On the demand side, the EIA maintains positive growth expectations but at a more modest pace than in prior outlooks. Global consumption is expected to rise by 1.1 MMBbl/d in 2025 and 1.2 MMBbl/d in 2026, driven almost entirely by non-OECD Asia. China and India remain the largest contributors to demand growth, supported by steady economic expansion and rising mobility. However, the agency made a significant adjustment to historical consumption trends in the Middle East, lowering the regional baseline. This revision softens the global demand trajectory and contributes to a looser balance.

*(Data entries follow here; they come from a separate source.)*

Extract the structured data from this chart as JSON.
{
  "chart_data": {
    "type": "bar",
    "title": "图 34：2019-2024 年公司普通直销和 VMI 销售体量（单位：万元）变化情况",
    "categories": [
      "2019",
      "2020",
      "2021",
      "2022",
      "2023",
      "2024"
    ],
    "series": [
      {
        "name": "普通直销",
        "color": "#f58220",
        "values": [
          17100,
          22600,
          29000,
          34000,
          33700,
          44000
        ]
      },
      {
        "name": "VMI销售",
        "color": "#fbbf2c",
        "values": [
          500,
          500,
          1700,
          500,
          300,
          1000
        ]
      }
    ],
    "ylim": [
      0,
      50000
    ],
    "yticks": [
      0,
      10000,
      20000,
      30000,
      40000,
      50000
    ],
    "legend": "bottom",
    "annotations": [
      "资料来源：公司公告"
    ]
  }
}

Supply continues to be the dominant factor shaping market weakness. The US, Brazil, Guyana, and Canada are collectively responsible for the majority of global supply growth in 2025 and remain major contributors into 2026. As the chart illustrates, US barrels make up the largest share of non-OPEC+ supply additions, but meaningful growth from Brazil, Guyana, and Canada creates a stacked wave of new supply that persists well into 2026. The EIA forecasts US crude oil production at 13.61 MMBbl/d in 2025 before easing slightly to 13.53 MMBbl/d in 2026. The small downward revision reflects updated assumptions around associated gas trends in the Permian Basin rather than any major change in drilling momentum. Meanwhile, OPEC+ producers are expected to continue supplying below their official targets, but even this level of restraint is not enough to counterbalance non-OPEC+ supply growth.

The December STEO outlines a crude market shaped by structural surplus rather than short-lived geopolitical risks. Without a meaningful shift in supply policy or an unexpected surge in global demand, the crude market appears firmly rooted in a lower-price environment heading into 2026.